I’m at a Dayak longhouse in Eheng, Borneo. In addition to a flight, a bus and a taxi, my trip necessitated a 16-hour longboat ride through the Mahakam River, along which communities live in modest huts on teetering stilts. Between the physical remoteness and culture shock—despite a one-line mention in an old Lonely Planet, this is way off the Banana Pancake Trail—I’ve never felt so far from home.
Yet there’s something about this gathering that’s jarringly familiar. I expected the men playing cards, women drinking tea, and children running amok. But it feels strange being surrounded not just by human skulls and animal sacrifices, but also by local teenagers texting—evidently just as bored with their familial get-togethers as Western millennials.
Globalization is narrowing the gap between societies, and accessible technology is accelerating this process. Historically, isolation bred distinction in languages, customs, and beliefs. Nowadays, interconnectedness and internet culture means those salient differences are dulling.

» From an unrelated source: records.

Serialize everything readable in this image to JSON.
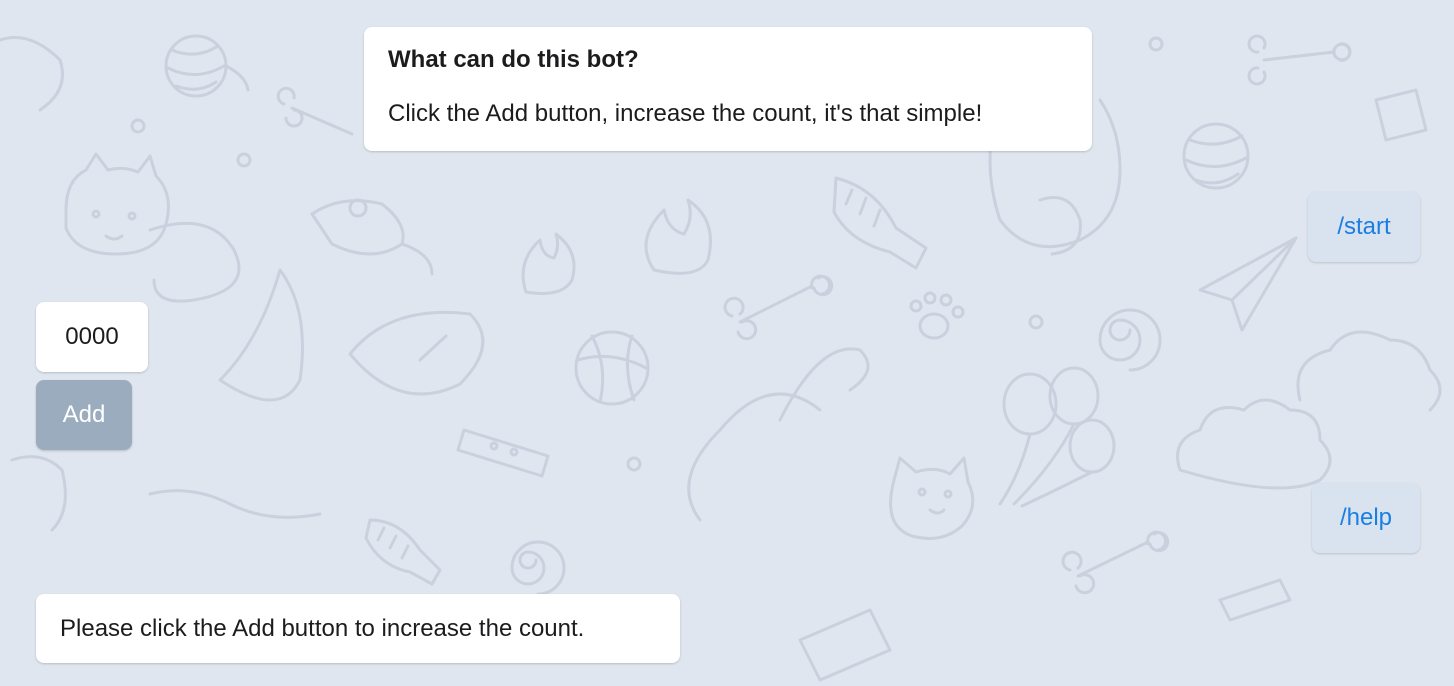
{
  "theme": {
    "background": "#dfe6ef",
    "pattern_stroke": "#c8d1dd",
    "bubble_background": "#ffffff",
    "user_bubble_background": "#d8e3ef",
    "command_color": "#1a7ee3",
    "add_button_background": "#9bacbf",
    "add_button_text": "#ffffff"
  },
  "messages": {
    "intro": {
      "title": "What can do this bot?",
      "body": "Click the Add button, increase the count, it's that simple!"
    },
    "start_command": "/start",
    "count_display": "0000",
    "add_button_label": "Add",
    "help_command": "/help",
    "prompt": "Please click the Add button to increase the count."
  },
  "background_icons": [
    "cat-icon",
    "bone-icon",
    "yarn-ball-icon",
    "fish-skeleton-icon",
    "ball-icon",
    "paw-icon",
    "flame-icon",
    "spiral-icon",
    "paper-plane-icon",
    "balloon-icon",
    "mouse-icon",
    "collar-icon",
    "cloud-icon"
  ]
}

If as a backpacker you yearn to explore a society romantically distinctive of your own, then you’d better get moving—because those texting teenagers are spreading faster than Pokemon Go.
In the ’70s, my friend Sara’s father, Alan, backpacked from England through the Middle East and Asia to Australia over the course of two years—and mailed a grand total of five postcards home, as Alan’s mother informed us through pursed lips. His voyage inspired Sara and I to embark upon our own year-long, round-the-world trip, although we knew ours would never be as extreme. Alan travelled to regions so unaffected by Western culture that he was often the first European the locals had ever encountered. I can only imagine what that would’ve been like—to journey somewhere that not only doesn’t cater to foreigners but where people are as gob-smacked by you and your customs as you are by them and theirs.
Presently, storefronts throughout South Asia boast signage depicting young Britney Spears and “My Heart Will Go On” echoes in even the remotest hamlets. While trekking in Nepal, I was bewildered by the number of guys wearing System of a Down shirts—until I learned that clothing donated in the West often makes its way to developing nations where it’s sold cheaply.
Five years later, my Spanish teacher Esther and I visited such a “shop” (in this case, the bed of a pick-up truck heaped with clothes) in Lake Atitlan, Guatemala, and I advised her on which brands were the most expensive back home. While Esther still dons the woven skirts and embroidered blouses signature of Tz’utujil Mayans, her six-year-old son now boasts an extensive Lacoste wardrobe. I can’t imagine Lake Atitlan without picturing the locals in their traditional attire (each village surrounding the lake dons distinctive garb). Yet if Esther’s son is any indication, this unique custom may be extinguished within the next generation or two.
This is therefore a perfect time to go backpacking. Cultures and ethos are beginning to transform, react and homogenize in an unprecedented way as our generation grows transnationally closer than our forefathers’. The world is changing, and fast; go check it out before some of it is lost forever.